Die Ampel hat sich im Koalitionsvertrag zur Aufgabe gemacht, „mit mehr
Ländern Maßnahmen wie den Malta-Mechanismus weiter(zu)entwickeln“.
Seinerzeit hatte Seehofer zugesagt, dass Deutschland Italien und Malta 25
Prozent der von den NGOs Geretteten abnehmen werde. Doch seit
Regierungsübernahme von SPD, Grünen und FDP liegt der Anteil derer, die
Deutschland für das Asylverfahren übernommen hat, bei etwa 0,2 Prozent.

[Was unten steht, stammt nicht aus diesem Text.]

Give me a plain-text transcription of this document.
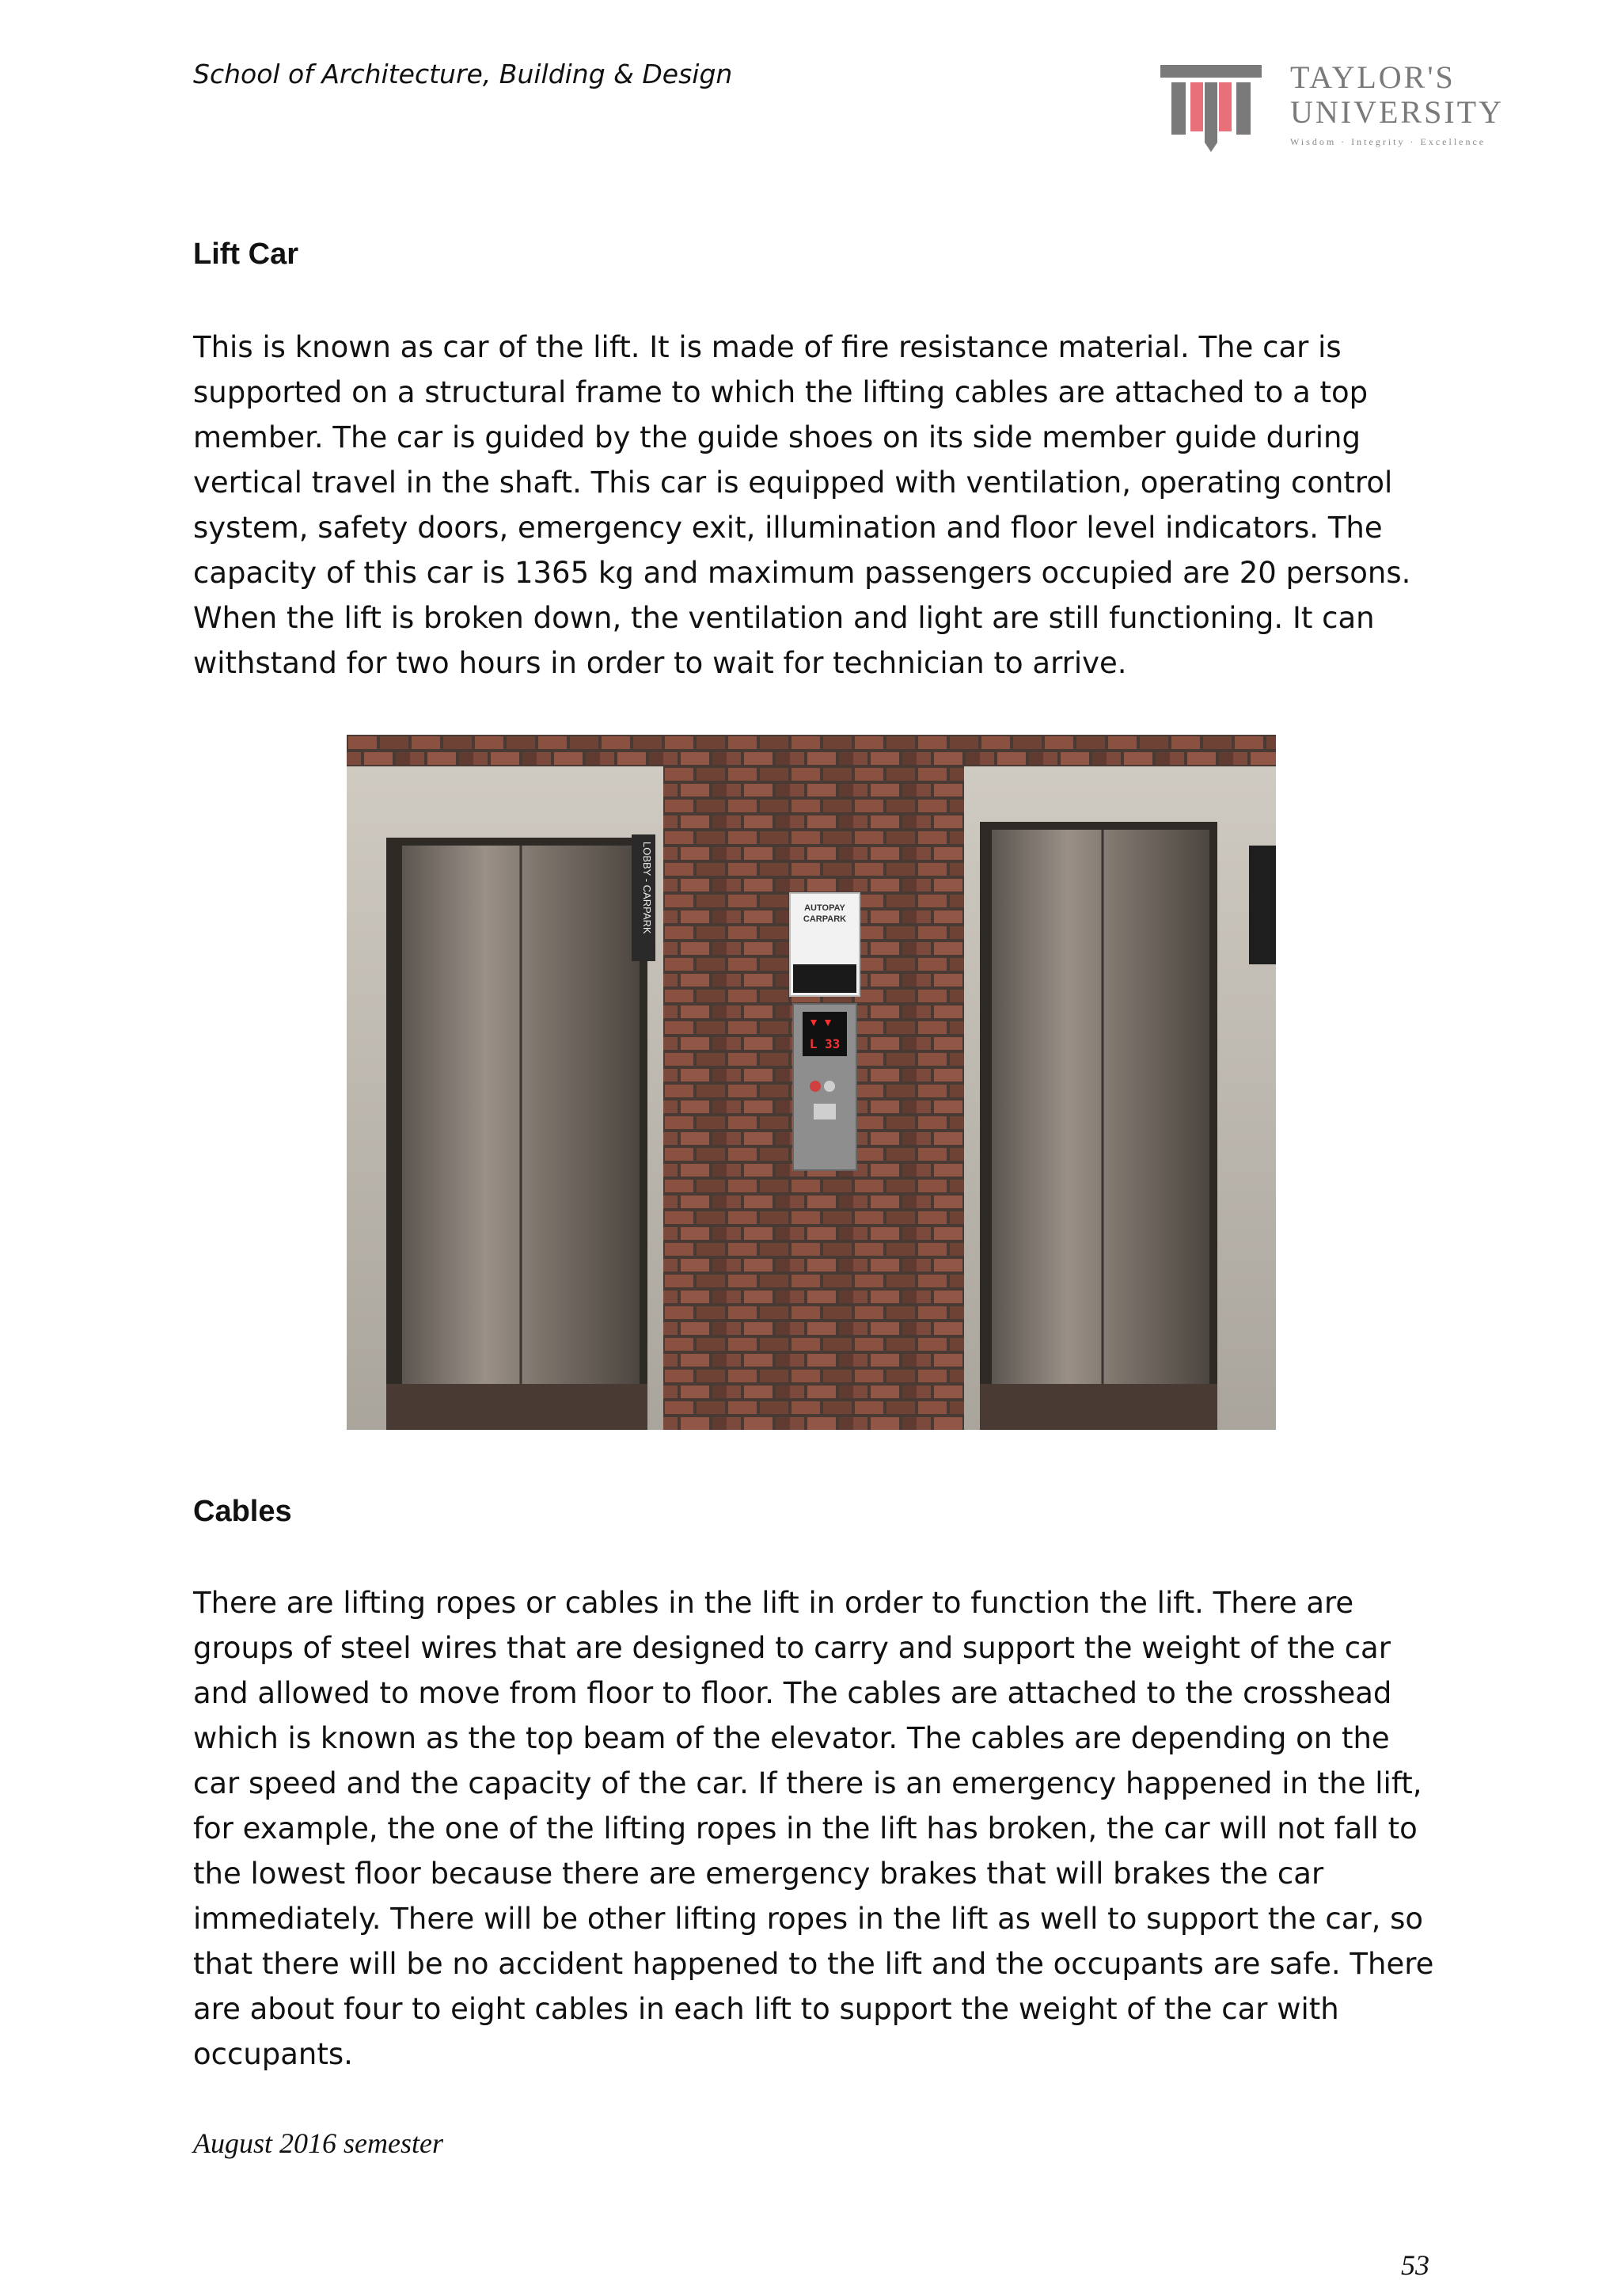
School of Architecture, Building & Design	TAYLOR'S
UNIVERSITY
Wisdom · Integrity · Excellence
Lift Car

This is known as car of the lift. It is made of fire resistance material. The car is supported on a structural frame to which the lifting cables are attached to a top member. The car is guided by the guide shoes on its side member guide during vertical travel in the shaft. This car is equipped with ventilation, operating control system, safety doors, emergency exit, illumination and floor level indicators. The capacity of this car is 1365 kg and maximum passengers occupied are 20 persons. When the lift is broken down, the ventilation and light are still functioning. It can withstand for two hours in order to wait for technician to arrive.

LOBBY - CARPARK	AUTOPAY
CARPARK
L 33
Cables

There are lifting ropes or cables in the lift in order to function the lift. There are groups of steel wires that are designed to carry and support the weight of the car and allowed to move from floor to floor. The cables are attached to the crosshead which is known as the top beam of the elevator. The cables are depending on the car speed and the capacity of the car. If there is an emergency happened in the lift, for example, the one of the lifting ropes in the lift has broken, the car will not fall to the lowest floor because there are emergency brakes that will brakes the car immediately. There will be other lifting ropes in the lift as well to support the car, so that there will be no accident happened to the lift and the occupants are safe. There are about four to eight cables in each lift to support the weight of the car with occupants.

August 2016 semester
53
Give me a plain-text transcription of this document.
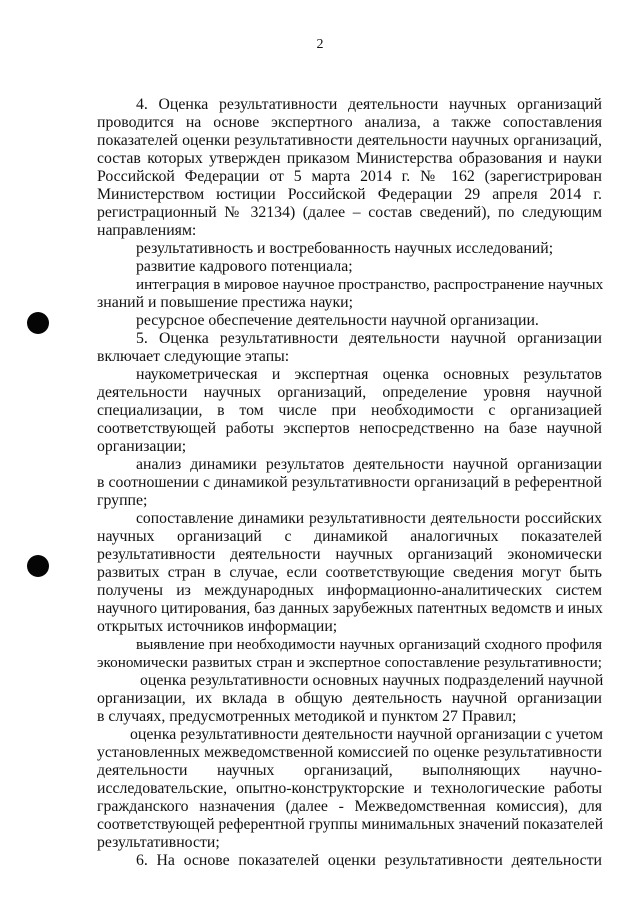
2
4. Оценка результативности деятельности научных организаций
проводится на основе экспертного анализа, а также сопоставления
показателей оценки результативности деятельности научных организаций,
состав которых утвержден приказом Министерства образования и науки
Российской Федерации от 5 марта 2014 г. № 162 (зарегистрирован
Министерством юстиции Российской Федерации 29 апреля 2014 г.
регистрационный № 32134) (далее – состав сведений), по следующим
направлениям:
результативность и востребованность научных исследований;
развитие кадрового потенциала;
интеграция в мировое научное пространство, распространение научных
знаний и повышение престижа науки;
ресурсное обеспечение деятельности научной организации.
5. Оценка результативности деятельности научной организации
включает следующие этапы:
наукометрическая и экспертная оценка основных результатов
деятельности научных организаций, определение уровня научной
специализации, в том числе при необходимости с организацией
соответствующей работы экспертов непосредственно на базе научной
организации;
анализ динамики результатов деятельности научной организации
в соотношении с динамикой результативности организаций в референтной
группе;
сопоставление динамики результативности деятельности российских
научных организаций с динамикой аналогичных показателей
результативности деятельности научных организаций экономически
развитых стран в случае, если соответствующие сведения могут быть
получены из международных информационно-аналитических систем
научного цитирования, баз данных зарубежных патентных ведомств и иных
открытых источников информации;
выявление при необходимости научных организаций сходного профиля
экономически развитых стран и экспертное сопоставление результативности;
оценка результативности основных научных подразделений научной
организации, их вклада в общую деятельность научной организации
в случаях, предусмотренных методикой и пунктом 27 Правил;
оценка результативности деятельности научной организации с учетом
установленных межведомственной комиссией по оценке результативности
деятельности научных организаций, выполняющих научно-
исследовательские, опытно-конструкторские и технологические работы
гражданского назначения (далее - Межведомственная комиссия), для
соответствующей референтной группы минимальных значений показателей
результативности;
6. На основе показателей оценки результативности деятельности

Im Juni hat sich Deutschland bereit erklärt, als Beitrag zu einem zunächst
auf ein Jahr angelegten freiwilligen EU-Solidaritätsmechanismus zur
Entlastung von südlichen Außengrenzstaaten wie Italien 3500 Asylsuchende zu
übernehmen. Dabei geht es vor allem um Menschen, die von privaten
Hilfsorganisationen aus Seenot gerettet wurden. Es sei beabsichtigt, das
Ende August begonnene Verfahren zur Umverteilung von Asylsuchenden aus
Italien vor Ort noch diese Woche abzuschließen, teilte eine Sprecherin des
Bundesinnenministeriums mit. Mit den ersten Überstellungen nach Deutschland
sei voraussichtlich Ende September zu rechnen.
Julian Pahlke war einst selbst Seenotretter auf dem Mittelmeer. Heute sitzt
der einstige „Jugend Rettet“-Aktivist für die Grünen im Bundestag. Der
Malta-Mechanismus sei der „völlig richtige Ansatz“ gewesen, er sei nur zu
zögerlich und langsam umgesetzt worden. Die Aufnahme von Schutzsuchenden
aus Mittelmeeranrainern-Staaten nennt er ein „geeignetes Mittel“.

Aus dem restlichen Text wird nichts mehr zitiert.